PHP DOMDocument : loop through all elements with text in an html string
I made a php method which takes an html string and loops through all "p" paragraph elements and translates them, now I want to improve my method to loop through all elements with text inside! So h2, span, a elements.
Can you help me?
My PHP method
$htmlString =
'<section>
<h2>Ámbito de aplicación</h2>
<p>
Estas condiciones generales constituyen las condiciones de uso
junto con las normas comunitarias, disponibles en
http://add.com/community-rules y las posibles condiciones
complementarias pactadas entre el usuario!.
</p>
</section>';
$dom = new \DOMDocument();
libxml_use_internal_errors(true);
$dom->loadHTML($htmlString);
foreach( $dom->getElementsByTagName("p") as $pnode )
{
//$nodeValue
$nodeValue = $pnode->nodeValue;
$translated = $this->translate($nodeValue)

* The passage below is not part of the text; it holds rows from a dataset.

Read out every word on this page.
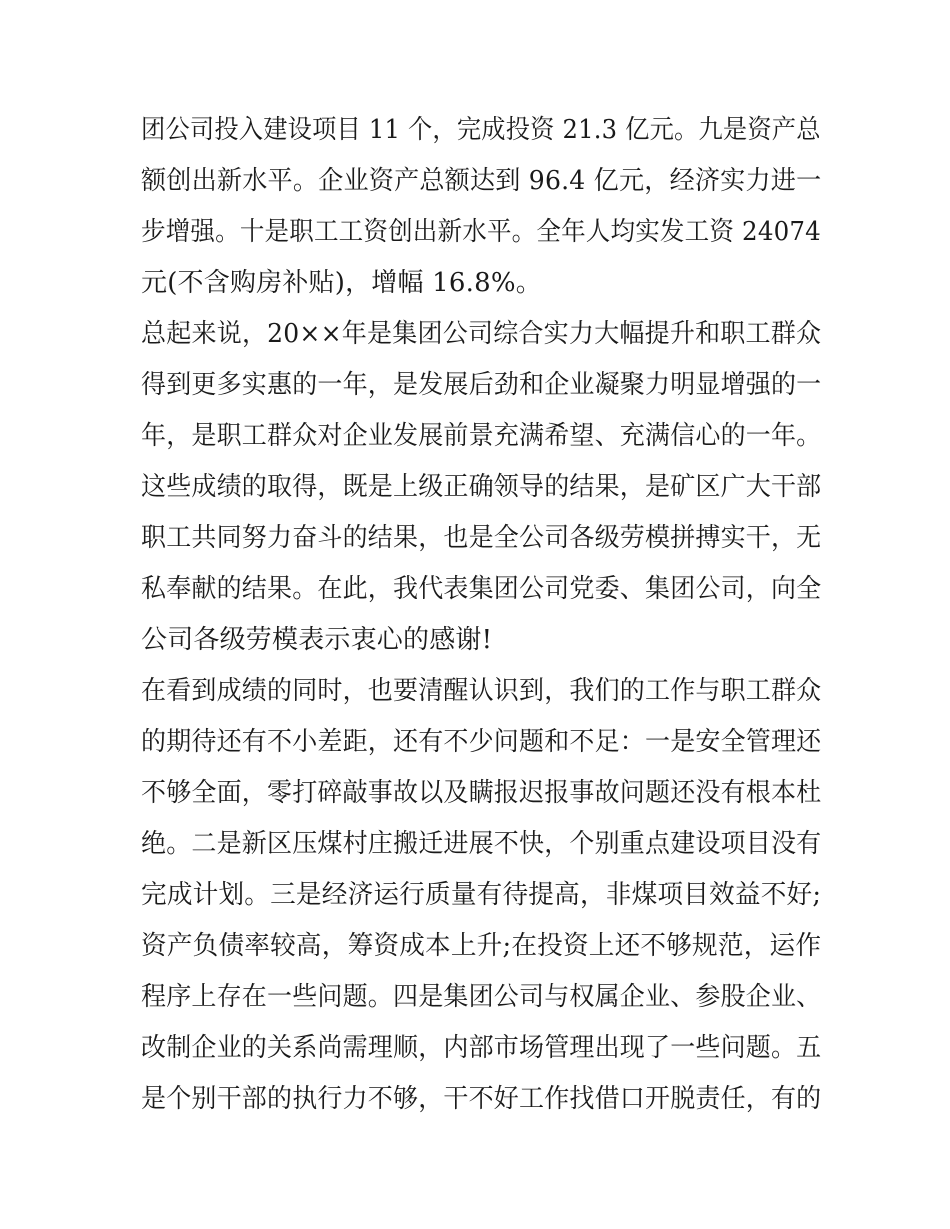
团公司投入建设项目 11 个，完成投资 21.3 亿元。九是资产总
额创出新水平。企业资产总额达到 96.4 亿元，经济实力进一
步增强。十是职工工资创出新水平。全年人均实发工资 24074
元(不含购房补贴)，增幅 16.8%。
总起来说，20××年是集团公司综合实力大幅提升和职工群众
得到更多实惠的一年，是发展后劲和企业凝聚力明显增强的一
年，是职工群众对企业发展前景充满希望、充满信心的一年。
这些成绩的取得，既是上级正确领导的结果，是矿区广大干部
职工共同努力奋斗的结果，也是全公司各级劳模拼搏实干，无
私奉献的结果。在此，我代表集团公司党委、集团公司，向全
公司各级劳模表示衷心的感谢!
在看到成绩的同时，也要清醒认识到，我们的工作与职工群众
的期待还有不小差距，还有不少问题和不足：一是安全管理还
不够全面，零打碎敲事故以及瞒报迟报事故问题还没有根本杜
绝。二是新区压煤村庄搬迁进展不快，个别重点建设项目没有
完成计划。三是经济运行质量有待提高，非煤项目效益不好;
资产负债率较高，筹资成本上升;在投资上还不够规范，运作
程序上存在一些问题。四是集团公司与权属企业、参股企业、
改制企业的关系尚需理顺，内部市场管理出现了一些问题。五
是个别干部的执行力不够，干不好工作找借口开脱责任，有的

$newNode = $dom->createElement("p", $translated );
$pnode->parentNode->replaceChild($newNode, $pnode);
}
$dom->saveHTML($dom);
If yes, then maybe you could use xpath, i found this stackoverflow answer that explains it better than i could: https://stackoverflow.com/a/7906888
If you don't know which tags to look for (if you want any tag that has text inside), then the solution by @braunson is your best option i think.
i took the liberty to combine your code with the solution offered by @braunsun
This is untested code, but it should be pretty much correct.
$dom = new \DOMDocument();
libxml_use_internal_errors(true);
$dom->loadHTML($htmlString);
// get your first <section>
$section = $dom->getElementsByTagName('section')->item(0);
// loop through each child of <section>
foreach ($section->childNodes as $childNode) {
// get the text of the child
$nodeValue = $pnode->nodeValue;
if ($nodeValue === '') {
// don't translate this, doesn't have any text content.
continue;
}
// the child have text that can be translated
// almost identical to your original code
$translated = $this->translate($nodeValue)
$newNode = $dom->createElement($pnode->nodeName, $translated );
$pnode->parentNode->replaceChild($newNode, $pnode);
}
// loop through each section
foreach ($dom->getElementsByTagName('section') as $section) {
// loop through each child of <section>
foreach ($section->childNodes as $childNode) {
// ....
Like @braunson said, find all <section> and loop through all of them.
$dom = new \DOMDocument();
libxml_use_internal_errors(true);
$dom->loadHTML($htmlString);
// get all <section>
$sections = $dom->getElementsByTagName('section');
// loop through each <section>
foreach ($sections as $section) {
// loop through each child of <section>
foreach ($section->childNodes as $childNode) {
// get the text of the child
$nodeValue = $pnode->nodeValue;
if ($nodeValue === '') {
// don't translate this, doesn't have any text content.
continue;
}
// the child have text that can be translated
// almost identical to your original code
$translated = $this->translate($nodeValue)
$newNode = $dom->createElement($pnode->nodeName, $translated);
$pnode->parentNode->replaceChild($newNode, $pnode);
}
}